Love of school is the secret sauce. At Alpha, it’s a passion verging on an obsession. Most educational institutions have ceased to believe in the powerful magic of a student actually loving school.

Let’s get one thing straight: when we say loving school, we don’t mean that school is easy, or that we should go to Six Flags everyday, or that we cater to every student’s whims. In fact, if students really love school, then they are more motivated to take on harder tasks that push them out of their comfort zone to grow their abilities.

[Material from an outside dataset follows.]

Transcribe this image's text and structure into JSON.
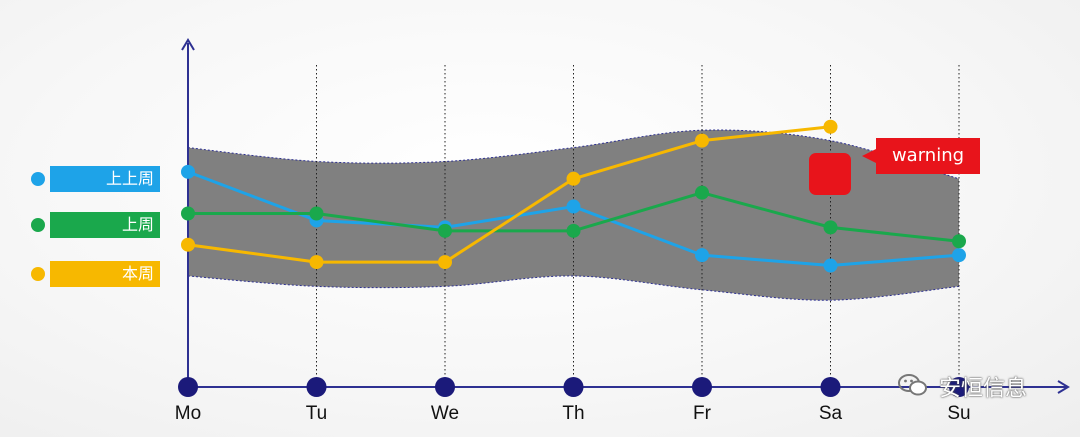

So what does it mean to treat “love of school” as our first principle of education? Here’s how we create an atmosphere that students love at Alpha:

Challenge & Competition

  • Look at video games or sports for proof that kids love these two things.
  • Students want to feel progress. They want to work on problems that challenge them at the outer edge of their capabilities. We do this through hands-on projects and personalized learning apps that meet the student at his or her level.
  • Students want to compete with each other, so we create engaging competitions based on achievement in learning apps.

Connection

  • Students want to learn in an environment where they are known and loved. They need to be surrounded by adults who care about them deeply and expect them to be great every single day.
  • Do you have a group of students that loves The Avengers? Create a history project based on Black Panther or make a trip to Endgame the pull through for a super rigorous goal.

Sense of Place

  • Love of school is about the practices and spatial design that make any place exciting and thought-provoking. Moveable furniture? Check. Rituals built into the schedule? Check. We pay attention to the details when we create the physical and social environment at Alpha.

Ownership

  • Students must feel like they own their time at school. Here’s an example: When I asked Tommy, a thirteen-year-old transfer from a public school, why he loved Alpha, he said, “I like that there’s no teacher breathing down your neck. At public schools, teachers feel like they own you when you’re in their class. At Alpha, I feel like it’s my time.”

Expectations

  • Guides are expected to make sure students love school. It’s part of our job description.

“Okay, but hold on — ensuring a love of school seems tricky. After all, students are fickle and happiness is hard to measure.”

Good point. To deal with this problem, we go above and beyond in collecting student feedback. We survey every student at the end of each session to see if they are loving school. After every project, we ask what they liked and what could have been better. We are always serving the student and making sure they enjoy their time at school.

What’s the bar for success? It’s high. To us, loving school means a student is more excited to go to school than skiing in Aspen or scuba diving in Belize.

When students feel ownership over their time, can work on difficult problems, can receive consistent quality feedback, and can create strong bonds with their peers and guides, then they will jump aboard — and they will love school.